Le monde et nos sociétés sont constamment agités par une multitude d’informations, les unes dramatiques ou heureuses, d’autres importantes ou négligeables. Cette incessante surabondance d’événements nouveaux peut nous aveugler, nous faire confondre l’accessoire de l’essentiel. 
Pour Monaco, en ce jour de fête nationale, pas de risque de confusion. L’essentiel est de nous réunir autour de la personne de notre Souverain, S.A.S. Monseigneur le Prince Albert II. Selon les paroles mêmes du Prince « cela est d’autant plus vrai dans des périodes où il existe quelques inquiétudes et préoccupations ».

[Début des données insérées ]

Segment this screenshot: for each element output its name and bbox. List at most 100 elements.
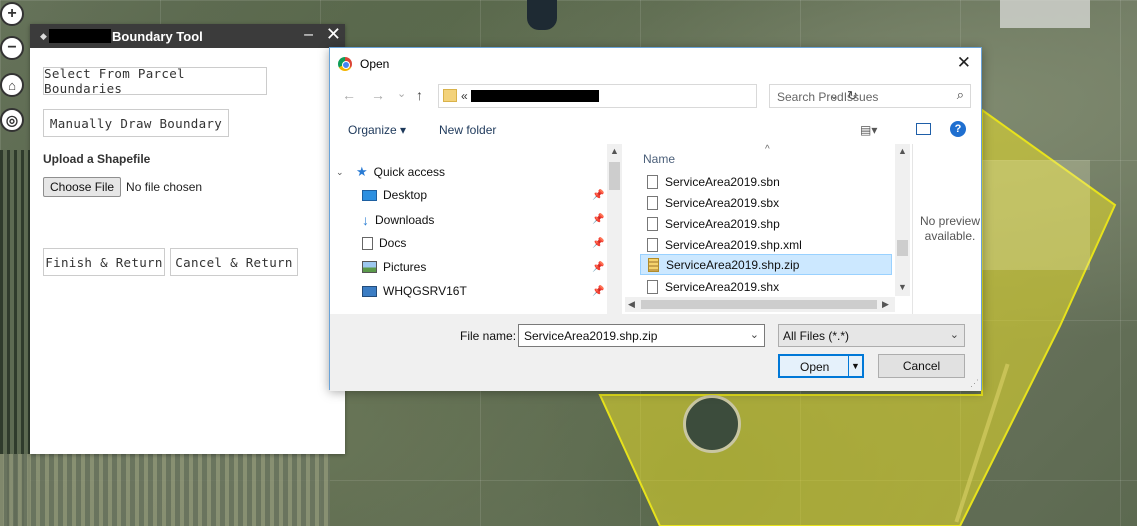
open-button-label: Open [800,360,830,374]
help-icon[interactable]: ? [950,121,966,137]
file-row[interactable]: ServiceArea2019.sbx [640,192,892,213]
pin-icon[interactable]: 📌 [592,238,604,249]
dialog-close-icon[interactable]: ✕ [957,53,971,73]
file-icon [647,195,658,210]
file-type-select[interactable]: All Files (*.*) ⌄ [778,324,965,347]
pin-icon[interactable]: 📌 [592,262,604,273]
minimize-button[interactable]: – [304,26,313,44]
download-icon: ↓ [362,212,369,228]
search-placeholder: Search ProdIssues [777,90,879,104]
no-preview-text: No preview available. [919,214,981,243]
zip-file-icon [648,257,659,272]
address-bar[interactable]: « ⌄ ↻ [438,84,858,108]
dialog-title: Open [360,57,390,71]
file-list: ^ Name ServiceArea2019.sbn ServiceArea20… [625,144,910,314]
file-row[interactable]: ServiceArea2019.sbn [640,171,892,192]
home-icon: ⌂ [8,77,16,93]
nav-item-pictures[interactable]: Pictures [362,260,426,274]
redacted-path [471,90,599,102]
computer-icon [362,285,377,297]
cancel-return-button[interactable]: Cancel & Return [170,248,298,276]
file-name: ServiceArea2019.shp.xml [665,237,802,252]
pin-icon[interactable]: 📌 [592,190,604,201]
file-row[interactable]: ServiceArea2019.shp.xml [640,234,892,255]
file-name: ServiceArea2019.shp.zip [666,257,800,272]
sort-indicator-icon: ^ [765,144,770,155]
file-name: ServiceArea2019.shx [665,279,780,294]
file-name-label: File name: [460,329,517,343]
cancel-button[interactable]: Cancel [878,354,965,378]
preview-pane-icon[interactable] [916,123,931,135]
choose-file-button[interactable]: Choose File [43,177,122,197]
desktop-icon [362,189,377,201]
finish-return-button[interactable]: Finish & Return [43,248,165,276]
file-icon [647,174,658,189]
file-name-input[interactable]: ServiceArea2019.shp.zip ⌄ [518,324,765,347]
hscroll-thumb[interactable] [641,300,877,309]
back-arrow-icon[interactable]: ← [342,87,356,103]
file-name: ServiceArea2019.sbn [665,174,780,189]
dialog-footer: File name: ServiceArea2019.shp.zip ⌄ All… [330,314,981,391]
nav-item-quick-access[interactable]: ★ Quick access [356,164,445,180]
upload-shapefile-heading: Upload a Shapefile [43,152,151,166]
nav-label: Downloads [375,213,435,227]
open-file-dialog: Open ✕ ← → ⌄ ↑ « ⌄ ↻ Search ProdIssues ⌕… [329,47,982,391]
chevron-down-icon[interactable]: ⌄ [950,328,959,341]
file-list-hscrollbar[interactable]: ◀ ▶ [625,297,895,312]
nav-scrollbar[interactable]: ▲ [607,144,622,315]
file-list-scrollbar[interactable]: ▲ ▼ [895,144,910,296]
file-scroll-thumb[interactable] [897,240,908,256]
file-name-value: ServiceArea2019.shp.zip [524,329,658,343]
open-options-icon[interactable]: ▼ [848,356,862,376]
file-icon [647,279,658,294]
forward-arrow-icon[interactable]: → [371,87,385,103]
breadcrumb-overflow[interactable]: « [461,89,468,103]
preview-pane: No preview available. [912,144,982,314]
file-icon [647,216,658,231]
file-name: ServiceArea2019.sbx [665,195,780,210]
organize-menu[interactable]: Organize ▾ [348,123,406,137]
file-row[interactable]: ServiceArea2019.shx [640,276,892,297]
boundary-tool-header[interactable]: ◆ Boundary Tool – ✕ [30,24,345,48]
pin-icon[interactable]: 📌 [592,286,604,297]
zoom-out-button[interactable]: − [0,36,24,60]
chevron-down-icon[interactable]: ⌄ [750,328,759,341]
nav-label: Quick access [373,165,446,179]
recent-locations-icon[interactable]: ⌄ [397,87,406,100]
home-button[interactable]: ⌂ [0,73,24,97]
no-file-chosen-text: No file chosen [126,180,203,194]
select-parcel-button[interactable]: Select From Parcel Boundaries [43,66,267,96]
search-icon: ⌕ [956,87,964,102]
locate-button[interactable]: ◎ [0,108,24,132]
file-row-selected[interactable]: ServiceArea2019.shp.zip [640,254,892,275]
chrome-icon [338,57,352,71]
up-arrow-icon[interactable]: ↑ [416,87,423,103]
navigation-pane: ⌄ ★ Quick access Desktop 📌 ↓ Downloads 📌… [330,144,622,315]
close-icon[interactable]: ✕ [326,24,341,45]
nav-item-downloads[interactable]: ↓ Downloads [362,212,434,228]
redacted-text [49,29,111,43]
nav-item-docs[interactable]: Docs [362,236,406,250]
boundary-tool-title: Boundary Tool [112,28,203,44]
new-folder-button[interactable]: New folder [439,123,496,137]
dialog-title-bar[interactable]: Open ✕ [330,48,981,79]
document-icon [362,236,373,250]
boundary-tool-panel: ◆ Boundary Tool – ✕ Select From Parcel B… [30,24,345,454]
nav-scroll-thumb[interactable] [609,162,620,190]
map-pond [683,395,741,453]
star-icon: ★ [356,164,368,179]
pictures-icon [362,261,377,273]
resize-grip-icon[interactable]: ⋰ [970,378,979,389]
expand-chevron-icon[interactable]: ⌄ [336,167,344,178]
view-options-icon[interactable]: ▤▾ [860,123,877,137]
nav-item-whqgsrv16t[interactable]: WHQGSRV16T [362,284,467,298]
file-name: ServiceArea2019.shp [665,216,780,231]
draw-boundary-button[interactable]: Manually Draw Boundary [43,109,229,137]
nav-item-desktop[interactable]: Desktop [362,188,427,202]
search-input[interactable]: Search ProdIssues ⌕ [769,84,971,108]
zoom-in-button[interactable]: + [0,2,24,26]
open-button[interactable]: Open ▼ [778,354,864,378]
pin-icon[interactable]: 📌 [592,214,604,225]
column-header-name[interactable]: Name [643,152,675,166]
file-row[interactable]: ServiceArea2019.shp [640,213,892,234]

Oubliant, pour un instant, nos soucis quotidiens, dépassant nos différences légitimes et nos prétentions déraisonnables, formons des vœux, prenons les moyens de renforcer notre unité et de nous attacher au bien.  

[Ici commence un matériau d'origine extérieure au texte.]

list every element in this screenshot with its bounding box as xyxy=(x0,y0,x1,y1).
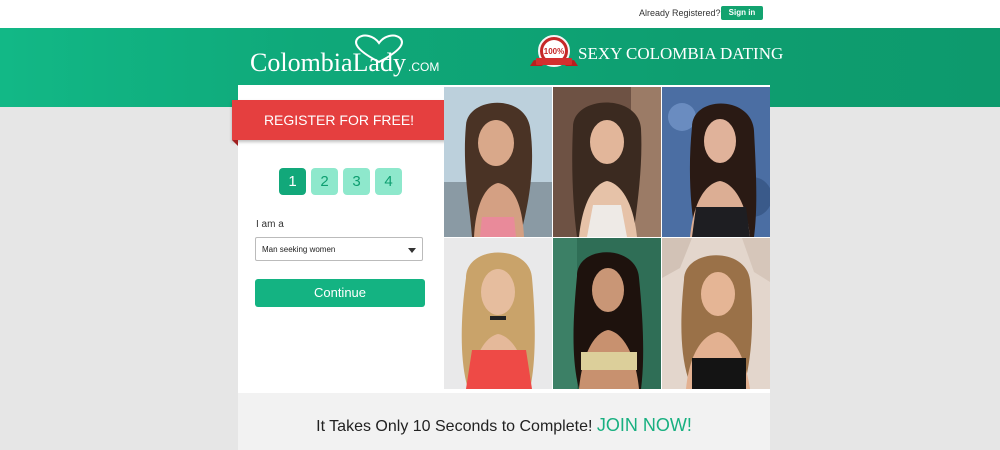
guarantee-badge-icon: 100% xyxy=(530,35,578,67)
profile-photo-3[interactable] xyxy=(662,87,770,237)
top-bar: Already Registered? Sign in xyxy=(0,0,1000,28)
photo-grid xyxy=(444,85,770,393)
step-3[interactable]: 3 xyxy=(343,168,370,195)
seeking-select[interactable]: Man seeking women xyxy=(255,237,423,261)
footer-message: It Takes Only 10 Seconds to Complete! xyxy=(316,418,593,435)
badge-text: 100% xyxy=(544,47,564,56)
register-panel: REGISTER FOR FREE! 1 2 3 4 I am a Man se… xyxy=(232,85,770,450)
step-indicator: 1 2 3 4 xyxy=(279,168,402,195)
footer-text: It Takes Only 10 Seconds to Complete! JO… xyxy=(238,415,770,436)
join-now-link[interactable]: JOIN NOW! xyxy=(597,415,692,435)
sign-in-button[interactable]: Sign in xyxy=(721,6,763,20)
profile-photo-2[interactable] xyxy=(553,87,661,237)
iam-label: I am a xyxy=(256,219,284,230)
register-banner: REGISTER FOR FREE! xyxy=(232,100,446,146)
registration-form: REGISTER FOR FREE! 1 2 3 4 I am a Man se… xyxy=(232,85,446,393)
site-logo[interactable]: ColombiaLady .COM xyxy=(250,34,440,78)
profile-photo-1[interactable] xyxy=(444,87,552,237)
continue-button[interactable]: Continue xyxy=(255,279,425,307)
heart-logo-icon xyxy=(355,34,403,64)
already-registered-text: Already Registered? xyxy=(639,8,721,18)
profile-photo-6[interactable] xyxy=(662,238,770,389)
tagline: SEXY COLOMBIA DATING xyxy=(578,44,784,63)
seeking-select-value: Man seeking women xyxy=(262,245,336,254)
step-1[interactable]: 1 xyxy=(279,168,306,195)
profile-photo-4[interactable] xyxy=(444,238,552,389)
step-4[interactable]: 4 xyxy=(375,168,402,195)
logo-suffix: .COM xyxy=(407,60,440,74)
step-2[interactable]: 2 xyxy=(311,168,338,195)
footer-cta: It Takes Only 10 Seconds to Complete! JO… xyxy=(238,393,770,450)
chevron-down-icon xyxy=(408,248,416,253)
profile-photo-5[interactable] xyxy=(553,238,661,389)
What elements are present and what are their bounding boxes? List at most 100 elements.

Une prière de la liturgie catholique nous invite d’ailleurs à nous tourner vers Dieu pour lui demander : « qu’au milieu des changements de ce monde, nos cœurs s’établissent fermement là où se trouvent les vraies joies ». 
 
Les vraies joies ne sont-elles pas ces valeurs constitutives de la Principauté, celles que nous chantons dans notre hymne national et qui sont gravées dans les neuf premiers articles de la Constitution Monégasque ? : un Prince souverain, une monarchie héréditaire et constitutionnelle, la séparation des pouvoirs, le drapeau rouge et blanc, la langue française, la religion catholique comme religion de l’état.

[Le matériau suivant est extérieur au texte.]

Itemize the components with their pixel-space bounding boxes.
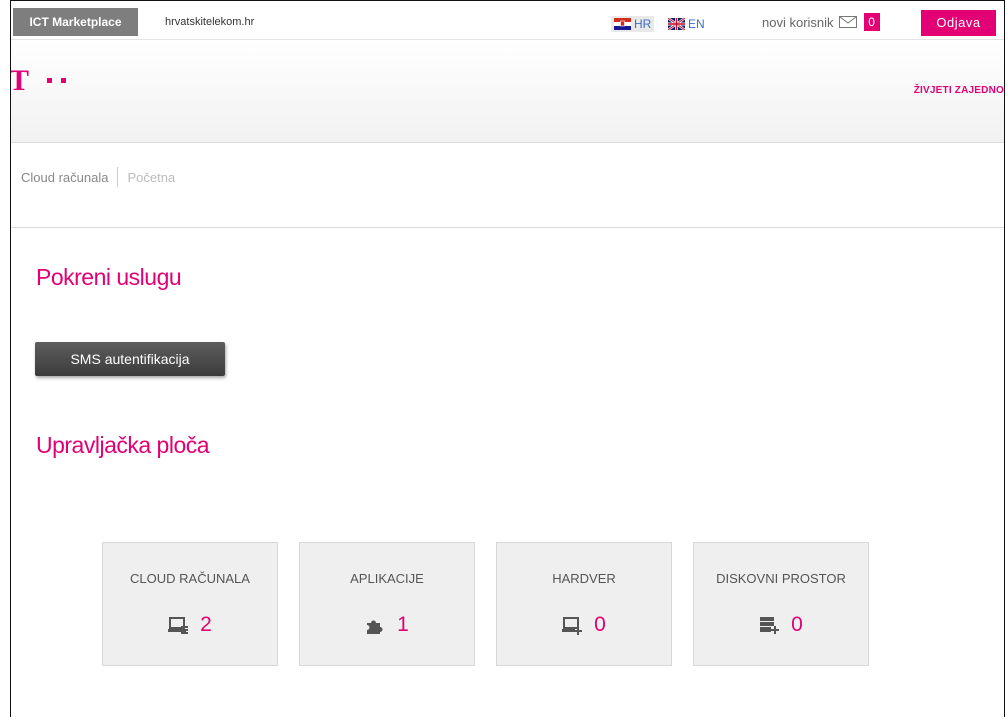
tile-count: 0 [594, 613, 606, 636]
sms-authentication-button[interactable]: SMS autentifikacija [35, 342, 225, 376]
dashboard-tiles: CLOUD RAČUNALA 2 APLIKACIJE 1 HARDVER 0 … [102, 542, 869, 666]
tile-label: CLOUD RAČUNALA [130, 571, 250, 586]
tile-hardware[interactable]: HARDVER 0 [496, 542, 672, 666]
tile-applications[interactable]: APLIKACIJE 1 [299, 542, 475, 666]
main-content: Pokreni uslugu SMS autentifikacija Uprav… [11, 227, 1004, 717]
telekom-logo[interactable]: T [11, 66, 29, 96]
tile-count: 0 [791, 613, 803, 636]
message-count-badge[interactable]: 0 [863, 13, 880, 31]
breadcrumb-separator [117, 167, 119, 187]
language-hr[interactable]: HR [611, 16, 655, 32]
breadcrumb-item-home[interactable]: Početna [127, 170, 175, 185]
croatia-flag-icon [614, 18, 631, 30]
ict-marketplace-button[interactable]: ICT Marketplace [13, 8, 138, 36]
language-en-label: EN [688, 17, 705, 31]
language-hr-label: HR [634, 17, 652, 31]
user-name: novi korisnik [762, 14, 834, 30]
header: T ŽIVJETI ZAJEDNO [11, 40, 1004, 143]
section-title-start-service: Pokreni uslugu [36, 264, 182, 290]
puzzle-icon [367, 620, 383, 634]
user-area[interactable]: novi korisnik 0 [762, 13, 880, 31]
page-frame: ICT Marketplace hrvatskitelekom.hr HR EN [10, 0, 1005, 717]
breadcrumb-item-cloud[interactable]: Cloud računala [21, 170, 108, 185]
uk-flag-icon [668, 18, 685, 30]
mail-icon[interactable] [838, 16, 857, 28]
section-title-dashboard: Upravljačka ploča [36, 432, 210, 458]
top-bar: ICT Marketplace hrvatskitelekom.hr HR EN [11, 1, 1004, 40]
telekom-logo-dots [47, 78, 66, 83]
tile-cloud-computers[interactable]: CLOUD RAČUNALA 2 [102, 542, 278, 666]
language-en[interactable]: EN [668, 16, 705, 32]
slogan: ŽIVJETI ZAJEDNO [913, 85, 1004, 96]
computer-add-icon [562, 617, 583, 635]
tile-label: HARDVER [552, 571, 616, 586]
tile-label: DISKOVNI PROSTOR [716, 571, 846, 586]
tile-disk-space[interactable]: DISKOVNI PROSTOR 0 [693, 542, 869, 666]
tile-count: 1 [397, 613, 409, 636]
tile-count: 2 [200, 613, 212, 636]
site-link[interactable]: hrvatskitelekom.hr [165, 8, 254, 36]
tile-label: APLIKACIJE [350, 571, 424, 586]
storage-add-icon [760, 617, 780, 634]
breadcrumb: Cloud računala Početna [21, 167, 175, 187]
computer-icon [168, 617, 189, 634]
logout-button[interactable]: Odjava [921, 10, 996, 36]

L’histoire qui est maîtresse de vie nous apprend que ces valeurs fondamentales sur lesquelles les Princes se sont constamment appuyés, ont garanti à la Principauté, son indépendance et sa prospérité. Aussi, pouvons-nous affirmer que pour la Principauté de Monaco, il n’y a pas de destin, il n’y a pas d’avenir hors de celui de ses Princes.  En conséquence, frères et sœurs, chers amis, soyons attentifs à nos paroles et à nos actes, car de manière consciente ou inconsciente, nous pouvons soit affaiblir soit renforcer les bases fondamentales constitutives de notre pays et par conséquent notre unité autour du Prince Souverain.
 
En ce jour de fête nationale, souhaitons pour notre Prince tout ce qu’il y a de meilleur et prenons l’engagement de travailler à faire advenir ce meilleur qui retentira sur l’ensemble de la Principauté : les monégasques, les enfants du pays, les résidents, tous ceux et celles qui travaillent à Monaco.
 
Monseigneur, avec affection, respect et confiance, au nom de toute l’assemblée et en mon nom personnel, je forme pour vous, des souhaits sincères. Dans une démarche commune, nous demandons à Dieu de vous maintenir santé et passion pour servir votre pays, vos compatriotes, la paix l’écologie et la justice dans le monde. Que Dieu vous donne les coopérateurs dont vous avez besoin pour l’exercice de votre haute mission au service du bien commun.
 
Dans la première lecture de cette messe, St Paul nous donne des conseils pour mettre en pratique la foi chrétienne : disposer ses dons personnels pour le service de tous, enseigner, réconforter, gratuité, affection fraternelle, respect les uns pour les autres, assiduité dans la prière.  En un mot, comme le dira plus tard St Jacques (2,17) :  « la foi, si elle n’est pas mise en œuvre, est bel et bien morte ».
 
Il en va de même pour les vœux que nous formons pour notre Prince Souverain. Ces vœux seront vains ou hypocrites, s’il n’y a pas un engagement de notre part pour les mettre en œuvre.  Nous ne pouvons pas d’un côté proclamer haut et fort notre fidélité et de l’autre mettre en péril le bien précieux de notre unité autour du Prince et de la stabilité de nos institutions dans ce qu’elles ont de plus sacré. Vous l’avez entendu dans l’évangile, Jésus est sévère pour celles et ceux qui prononcent des paroles vaines ou flatteuses.  Au contraire, Jésus nous invite à nous investir pour réaliser nos promesses :  « ce n’est pas en me disant : “Seigneur, Seigneur !” qu’on entrera dans le royaume des Cieux, mais c’est en faisant la volonté de mon Père qui est aux cieux ». (Mt 7,21). Faisons la volonté de Dieu, aimons en vérité.  En mettant nos actes en accord avec nos paroles et nos vœux, nous trouverons le bonheur et la joie de l’espérance qui ne déçoit pas.
 
Que Dieu bénisse notre Prince Souverain, la Princesse Charlène, le Prince Héréditaire Jacques et la Princesse Gabriella. Que Dieu étende sa bénédiction à toute la Famille Princière, à la Principauté de Monaco et au monde.